Calculate how much acetylene (C2H2) can be produced from 358 g of H20 and an excess of CaC2 if the perfect yield for this reaction is 94.5%

CaC2+H2)-> C2H2+C2H2+CA(OH)2

To calculate the amount of acetylene (C2H2) that can be produced from 358 g of H2O and an excess of CaC2 with a perfect yield of 94.5%, you need to follow these steps:

1. Determine the molar masses:
- H2O (water) has a molar mass of approximately 18.015 g/mol.
- CaC2 (calcium carbide) has a molar mass of approximately 64.099 g/mol.
- C2H2 (acetylene) has a molar mass of approximately 26.038 g/mol.

2. Convert the mass of H2O to moles:
- Divide the mass of H2O by its molar mass:
moles of H2O = 358 g / 18.015 g/mol

3. Use the stoichiometry of the balanced equation to determine the moles of C2H2:
- The balanced equation is: CaC2 + 2H2O → C2H2 + Ca(OH)2
- According to the equation, 1 mole of CaC2 produces 1 mole of C2H2.
- Since you have water in excess, the moles of C2H2 produced will be equal to the moles of CaC2 used.

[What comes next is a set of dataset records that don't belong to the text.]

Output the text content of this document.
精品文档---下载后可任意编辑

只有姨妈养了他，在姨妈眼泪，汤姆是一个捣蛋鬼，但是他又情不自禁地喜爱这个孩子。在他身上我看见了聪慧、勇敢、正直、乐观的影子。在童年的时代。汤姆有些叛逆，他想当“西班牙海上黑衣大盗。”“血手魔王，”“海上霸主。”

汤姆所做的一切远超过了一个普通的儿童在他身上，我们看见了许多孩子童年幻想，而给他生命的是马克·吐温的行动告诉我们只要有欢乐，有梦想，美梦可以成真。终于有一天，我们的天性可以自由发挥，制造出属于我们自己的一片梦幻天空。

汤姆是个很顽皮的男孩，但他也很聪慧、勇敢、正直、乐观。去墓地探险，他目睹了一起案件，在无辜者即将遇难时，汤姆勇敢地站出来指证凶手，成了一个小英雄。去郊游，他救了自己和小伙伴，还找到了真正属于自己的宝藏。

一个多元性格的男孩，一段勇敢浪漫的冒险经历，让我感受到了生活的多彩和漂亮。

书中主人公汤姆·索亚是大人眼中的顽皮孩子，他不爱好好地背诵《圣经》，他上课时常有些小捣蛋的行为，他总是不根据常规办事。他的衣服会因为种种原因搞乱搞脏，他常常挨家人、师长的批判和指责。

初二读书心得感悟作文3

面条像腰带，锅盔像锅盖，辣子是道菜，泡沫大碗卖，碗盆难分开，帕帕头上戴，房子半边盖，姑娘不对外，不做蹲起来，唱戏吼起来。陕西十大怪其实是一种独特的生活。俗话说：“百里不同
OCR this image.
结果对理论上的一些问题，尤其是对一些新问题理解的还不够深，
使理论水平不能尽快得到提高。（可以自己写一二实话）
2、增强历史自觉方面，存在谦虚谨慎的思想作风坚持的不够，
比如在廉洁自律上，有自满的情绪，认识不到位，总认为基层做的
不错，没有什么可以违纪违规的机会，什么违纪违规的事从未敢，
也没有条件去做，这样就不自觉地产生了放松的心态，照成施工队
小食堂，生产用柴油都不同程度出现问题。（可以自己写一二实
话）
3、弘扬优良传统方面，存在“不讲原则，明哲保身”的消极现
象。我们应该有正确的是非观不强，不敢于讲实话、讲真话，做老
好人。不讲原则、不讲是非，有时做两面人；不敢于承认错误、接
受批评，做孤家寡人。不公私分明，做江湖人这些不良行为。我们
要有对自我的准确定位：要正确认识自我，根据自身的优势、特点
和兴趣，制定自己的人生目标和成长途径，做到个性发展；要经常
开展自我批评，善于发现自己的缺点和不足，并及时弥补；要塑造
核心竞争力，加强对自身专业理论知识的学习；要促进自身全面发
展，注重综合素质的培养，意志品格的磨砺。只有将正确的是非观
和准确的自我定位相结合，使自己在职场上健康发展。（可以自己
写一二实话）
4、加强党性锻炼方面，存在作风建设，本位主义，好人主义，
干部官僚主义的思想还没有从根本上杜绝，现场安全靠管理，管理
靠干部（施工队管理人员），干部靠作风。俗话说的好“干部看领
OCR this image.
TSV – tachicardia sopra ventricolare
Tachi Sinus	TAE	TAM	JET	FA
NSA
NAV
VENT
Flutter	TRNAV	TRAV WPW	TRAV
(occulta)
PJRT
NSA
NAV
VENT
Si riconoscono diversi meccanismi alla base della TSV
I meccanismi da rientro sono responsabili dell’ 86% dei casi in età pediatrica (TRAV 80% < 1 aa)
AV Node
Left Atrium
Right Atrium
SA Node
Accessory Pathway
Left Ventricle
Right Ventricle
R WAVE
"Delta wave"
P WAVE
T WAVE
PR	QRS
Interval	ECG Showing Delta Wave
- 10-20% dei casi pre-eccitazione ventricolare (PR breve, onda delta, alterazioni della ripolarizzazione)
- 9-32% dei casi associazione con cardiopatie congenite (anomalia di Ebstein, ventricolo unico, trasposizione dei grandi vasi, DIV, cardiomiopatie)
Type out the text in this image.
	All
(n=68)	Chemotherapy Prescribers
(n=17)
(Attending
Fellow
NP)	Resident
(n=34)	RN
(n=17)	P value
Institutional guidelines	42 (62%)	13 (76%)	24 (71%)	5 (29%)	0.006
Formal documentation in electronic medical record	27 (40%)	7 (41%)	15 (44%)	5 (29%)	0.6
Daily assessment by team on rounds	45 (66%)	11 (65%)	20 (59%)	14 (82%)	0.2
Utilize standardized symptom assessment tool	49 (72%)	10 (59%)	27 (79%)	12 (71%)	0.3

4. Calculate the moles of CaC2:
- Multiply the moles of H2O by the stoichiometric ratio of CaC2 to H2O from the balanced equation. In this case, the ratio is 1:2 (1 mole of CaC2 reacts with 2 moles of H2O):
moles of CaC2 = moles of H2O * (1 mole CaC2 / 2 moles H2O)

5. Determine the perfect yield of acetylene:
- Multiply the moles of CaC2 by the perfect yield percentage (94.5% or 0.945):
perfect yield moles of C2H2 = moles of CaC2 * perfect yield

6. Convert the moles of C2H2 to grams:
- Multiply the moles of C2H2 by its molar mass:
grams of C2H2 = moles of C2H2 * molar mass of C2H2

7. The result will be the amount of acetylene (C2H2) produced in grams.

It is essential to note that the perfect yield given is theoretical and might not be the exact yield achieved in practical experiments.

This is not a limiting reagent problem. I call these simple stoichiometry problems.

Balance the equation.
Convert g H2O to mols.
Convert mols H2O to mols C2H2.
Convert mols C2H2 to grams. g = mols x molar mass.